As sweeping development plans for the southern half of downtown Columbia move forward, city officials and neighbors understand that giving it a face-lift is a lot like giving a person one: It isn’t cheap, and it isn’t easy.
On Wednesday evening, economic experts and community members met in the City Council chambers at a joint planning forum to discuss how Columbia can tackle the financial and logistical challenges of implementing a series of projects outlined by Sasaki Associates. The Boston-based urban development firm was hired to help the city brainstorm ways to expand and renovate the limited space available downtown.
Ideas floated by Sasaki include a 200-room hotel and convention center at Eighth and Locust streets, a new museum for the Missouri State Historical Society at Sixth and Elm streets, a new MU performing arts center, new parking garages and a parklike extension of Elm Street to College Avenue. Sasaki also suggested the city look at redeveloping other areas dominated by surface parking or by one-story buildings.

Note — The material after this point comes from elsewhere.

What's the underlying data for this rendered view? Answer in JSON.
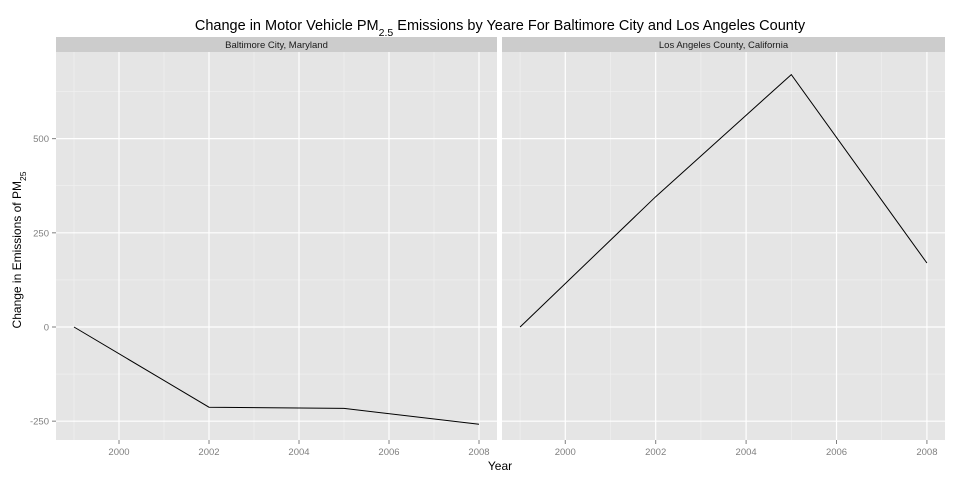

City Manager Bill Watkins emphasized the importance of combining as many economic “tools in the city’s toolbox” with community and university cooperation to foster development.
Guest speaker Sallie Hemenway, operations director of the Missouri Department of Economic Development, said that the most important tool of all is efficient, cohesive planning on behalf of all parties invested in reinvigorating the District: The city, private developers, business owners and nonprofit organizations.
“When you plan and communicate your goals effectively, you naturally attract investors,” Hemenway said.
Once those investors are interested, Hemenway said the state can offer financial assistance. Several forms of Tax Increment Financing programs, ranging from the Missouri Downtown and Rural Economic Stimulus Act to local TIFs, allow the state, county and city to use new sales tax dollars in designated development areas to pay the cost of that development over time, which can be as much as 25 years.
“Private investment creates economic development,” Hemenway said. “That creates economic return for the state of Missouri. When we use public dollars to stimulate private development, it has a positive effect on the state of Missouri.”
Representatives from Kansas City and Springfield described how their communities applied state and local funding to foster downtown renovation. Jeff Kaczmarek, president and CEO of the Economic Development Corp. of Kansas City, said his city has made effective use of sales taxes and bonds voted on by the community to finance several projects.
Assistant City Manager Tony St. Romaine said Wednesday’s public forum signaled an important shift in the downtown redevelopment process. The city is no longer just thinking about parking garages and apartment units. It’s deciding how to build them — a shift that is perhaps as important as the gritty financial details themselves.